Tirar o capote

OPINIÃO17.04.202004:00

A crise pandémica fechou-nos em casa e expôs o mundo. O bom e o mau; o sensato e o indecoroso; o multimilionário e o indigente; o solidário e o avaro; o sonhador e o pragmático; o amor e o ódio. O universo entrou-nos em casa e sentou-se no nosso sofá, com uma mudança substancial na reação, uma vez que todos nos tornámos muito mais suscetíveis à suscetibilidade dos outros. Esta, pelo menos, parece ser uma vela acesa no escuro que vai dentro de nós.

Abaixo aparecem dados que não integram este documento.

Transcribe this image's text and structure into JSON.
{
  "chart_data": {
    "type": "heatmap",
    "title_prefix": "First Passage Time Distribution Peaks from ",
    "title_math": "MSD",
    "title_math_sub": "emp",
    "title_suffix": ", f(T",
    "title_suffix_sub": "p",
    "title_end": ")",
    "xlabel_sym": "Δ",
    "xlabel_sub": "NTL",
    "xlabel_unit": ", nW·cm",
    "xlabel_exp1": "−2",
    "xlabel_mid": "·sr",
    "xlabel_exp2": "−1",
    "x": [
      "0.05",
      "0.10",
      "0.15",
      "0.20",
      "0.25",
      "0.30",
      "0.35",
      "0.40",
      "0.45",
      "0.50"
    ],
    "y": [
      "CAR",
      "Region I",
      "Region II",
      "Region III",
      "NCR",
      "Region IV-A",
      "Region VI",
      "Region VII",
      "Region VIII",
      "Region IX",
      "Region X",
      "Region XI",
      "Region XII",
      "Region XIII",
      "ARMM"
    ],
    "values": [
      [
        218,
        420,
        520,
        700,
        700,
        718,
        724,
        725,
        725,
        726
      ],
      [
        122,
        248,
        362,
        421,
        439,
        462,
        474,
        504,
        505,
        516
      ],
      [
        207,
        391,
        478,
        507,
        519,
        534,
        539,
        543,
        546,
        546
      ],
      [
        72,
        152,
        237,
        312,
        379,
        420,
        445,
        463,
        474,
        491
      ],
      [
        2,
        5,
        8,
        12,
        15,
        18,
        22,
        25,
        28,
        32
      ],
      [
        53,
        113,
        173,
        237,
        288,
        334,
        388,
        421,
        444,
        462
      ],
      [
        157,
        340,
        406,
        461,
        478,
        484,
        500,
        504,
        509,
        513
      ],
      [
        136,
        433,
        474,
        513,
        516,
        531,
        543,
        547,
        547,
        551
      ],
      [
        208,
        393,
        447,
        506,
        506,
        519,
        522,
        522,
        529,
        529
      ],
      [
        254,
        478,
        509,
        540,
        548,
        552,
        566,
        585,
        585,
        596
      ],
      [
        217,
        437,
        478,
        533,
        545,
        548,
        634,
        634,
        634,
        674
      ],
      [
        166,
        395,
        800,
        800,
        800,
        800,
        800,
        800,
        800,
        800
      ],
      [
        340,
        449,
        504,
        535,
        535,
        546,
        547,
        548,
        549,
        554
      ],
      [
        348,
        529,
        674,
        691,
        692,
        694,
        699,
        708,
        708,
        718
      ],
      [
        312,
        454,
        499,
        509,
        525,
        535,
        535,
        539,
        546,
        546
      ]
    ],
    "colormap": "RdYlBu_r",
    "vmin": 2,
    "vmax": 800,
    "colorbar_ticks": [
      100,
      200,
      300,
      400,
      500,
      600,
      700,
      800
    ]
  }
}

Há mais tempo para pensar, ou para refletir, que será pensar várias vezes sobre o mesmo assunto. A atitude de alguns jogadores - cada vez mais - do escondido atrás das pedras do mediatismo Campeonato de Portugal (CP) de angariar alimentos para companheiros de profissão que passam fome expôs o melhor e o pior. O melhor está à vista de todos e passa pela generosidade do ato de dar sem nada querer em troca; o pior está no facto de existirem profissionais de futebol - sim, porque muitos são profissionais encapotados - que passam fome. Não é novidade para ninguém que a paragem dos campeonatos cortou as receitas o futebol, como aconteceu em diversas áreas de atividade. Mas no caso do CP, a questão é simples: praticamente não existem receitas, a bilhética dos jogos é ínfima; os direitos televisivos quase inexistentes e muitos dos jogadores que de momento clamam por ajuda queixam-se que deixaram de receber bem antes da declaração da pandemia e por isso estão em situação económico-financeira tão débil que têm de recorrer a ajuda para se alimentarem. Por isso esta crise pode ter a ver com a propagação do novo coronavírus mas tem a ver com um mal há muito enraizado no futebol português: o da irresponsabilidade, que leva dirigentes a fazerem orçamentos sem o mínimo de garantia que os possam cumprir e que quando, no CP, deixam de ter hipóteses de subir, deixam de pagar.

Depois disto, será uma boa altura para tirarem o capote do amadorismo, deixarem os responsáveis a nu e, já agora, resolverem o problema.